Menu

ESnet Data Transfer Nodes

Running tests to ESnet Data Transfer Nodes (DTNs)

ESnet has deployed a set of test hosts for high-speed disk-to-disk testing. Anyone on an R&E network anywhere in the world can use these hosts for anonymous GridFTP access. These hosts are capable saturating a 25+Gb/s network reading from disk. These hosts are an example of a "Data Transfer Node", or DTN, for use in a Science DMZ.  To benchmark your data transfer speeds, ESnet has creates a "Data Transfer Scorecard".
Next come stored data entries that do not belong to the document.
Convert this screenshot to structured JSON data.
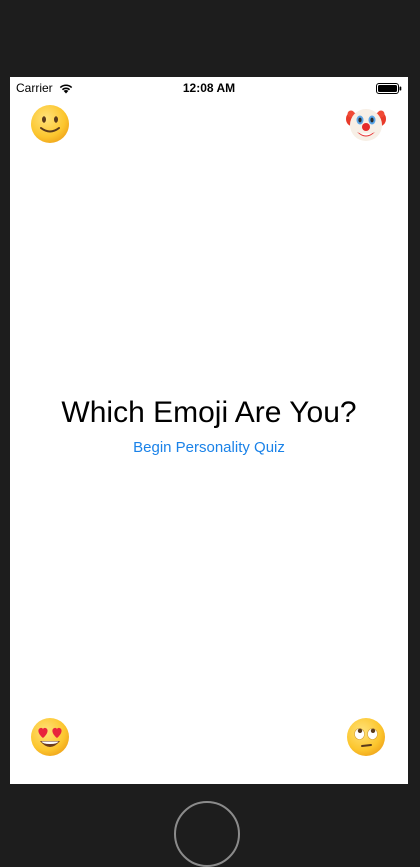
{
  "status_bar": {
    "carrier": "Carrier",
    "time": "12:08 AM",
    "wifi_icon": "wifi-icon",
    "battery_icon": "battery-icon"
  },
  "corner_emojis": {
    "top_left": "slightly-smiling-face-icon",
    "top_right": "clown-face-icon",
    "bottom_left": "heart-eyes-face-icon",
    "bottom_right": "eye-roll-face-icon"
  },
  "main": {
    "title": "Which Emoji Are You?",
    "begin_link": "Begin Personality Quiz"
  },
  "colors": {
    "link": "#1a82e8",
    "frame": "#1d1d1d",
    "screen": "#ffffff",
    "emoji_face": "#ffcc33"
  }
}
Some features of the DTNs are:

  • Over 25 Gb/s from a single filesystem namespace onto the network
  • A range of test files and directory structures
  • One data directory (currently /storage) 

The test 100G DTN hosts are below and are hyperlinked directly to the Globus File Manager:

 

Globus Service Access

The test hosts are also available via the Globus data transfer service.  They are configured for anonymous, read-only access. 

100G Globus capable ESnet DTNs

 

Test data sets

Each host has a high-performance disk array, mounted as /storage. The following test files are available on each server, and are generated using "/dev/urandom" (the size is what you would expect from reading the filename):

/storage/1M.dat, /storage/10M.dat, /storage/50M.dat, /storage/100M.dat,
/storage/1G.dat, /storage/10G.dat, /storage/50G.dat, /storage/100G.dat, /storage/500G.dat

In addition, there are currently several data sets composed of multiple files in a directory structure. These data sets are for testing multi-file transfers. The data sets each contain directories a through y. Each of these directories contains directories a through y. Each leaf directory contains data files named for their place in the directory structure. So, a-a-1M.dat is a 1,000,000 byte data file in the data set with path 5GB-in-small-files/a/a/a-a-1M.dat. 

The structure and composition of the test data sets is designed so that the relative impact of metadata operations (e.g. file and directory creation) and data transfer (moving the data file contents) can be measured.  The directory structures are identical, but the file sizes vary.  This means that one can transfer the 5MB-in-tiny-files directory structure to measure the transfer overhead of file and directory creation performance, and one of the larger structures to measure the increase in data transfer time which is due to the increased file size.

The test data sets are:

/storage/5MB-in-tiny-files - 1KB, 2KB, and 5KB files in each leaf directory
/storage/5GB-in-small-files - 1MB, 2MB, and 5MB files in each leaf directory /storage/50GB-in-medium-files - 10MB, 20MB, and 50MB files in each leaf directory /storage/500GB-in-large-files - 100MB, 200MB, and 500MB files in each leaf directory

There are also four directories containing climate model data of different file sizes. Each data set is about 245GB in total size. These data sets are intended for use by the ICNWG member sites, though others are welcome to use them as well.  The Climate-Small data set has an internal directory structure, where the other three do not (Climate-Small is a portion of the CORDEX data set, with its internal directory structure left intact and pruned to be about 245GB in size). The climate data set composition is as follows:

/storage/Climate-Huge - two files, each ~120GB
/storage/Climate-Large - 10 files, each 21.5GB plus one 28.8GB file
/storage/Climate-Medium - 117 files, ranging in size from 1.2GB to 6GB
/storage/Climate-Small - 1,496 files, ranging in size from 29MB to 425MB

Host Tuning

It is important to make sure that your host is properly tuned for maximum TCP performance on the WAN. You should verify that htcp or cubic, and not reno, is the default TCP congestion control algorithm, and that the maximum TCP buffers are big enough for your paths of interest. For more information see the Host Tuning Section.  

Sample Throughput Results

Running memory to memory tests between the ANL host and the BNL host using jumbo frames (MTU=9000 bytes) gives these results:

  • 1 stream  1.0 GB/sec  (8.0 Gbps)
  • 4 streams,  1.1 GB/sec  (8.8 Gbps) 
  • 1 stream UDT, 220 MB/sec  (1.7 Gbps) (UDT is slower than TCP on a clean network, but will be faster than TCP on a network with packet loss)

Running disk to memory tests between the ANL host and the BNL host using jumbo frames (MTU=9000 bytes) gives only slightly lower results:

  • 4 streams,  950 MB/sec  (7.6 Gbps)

The hardware configuration for these hosts is available here.

Firewall Issues

Note: Sites with firewalls will need to open the ports used by GridFTP (443/2811 and 50000-51000). Depending on your firewall configuration you may need to set the environment variable GLOBUS_TCP_SOURCE_RANGE to 50000-51000 as well. For more information see the Globus firewall information guide.

IPV6 Testing

All hosts also have IPV6 addresses you can use for testing.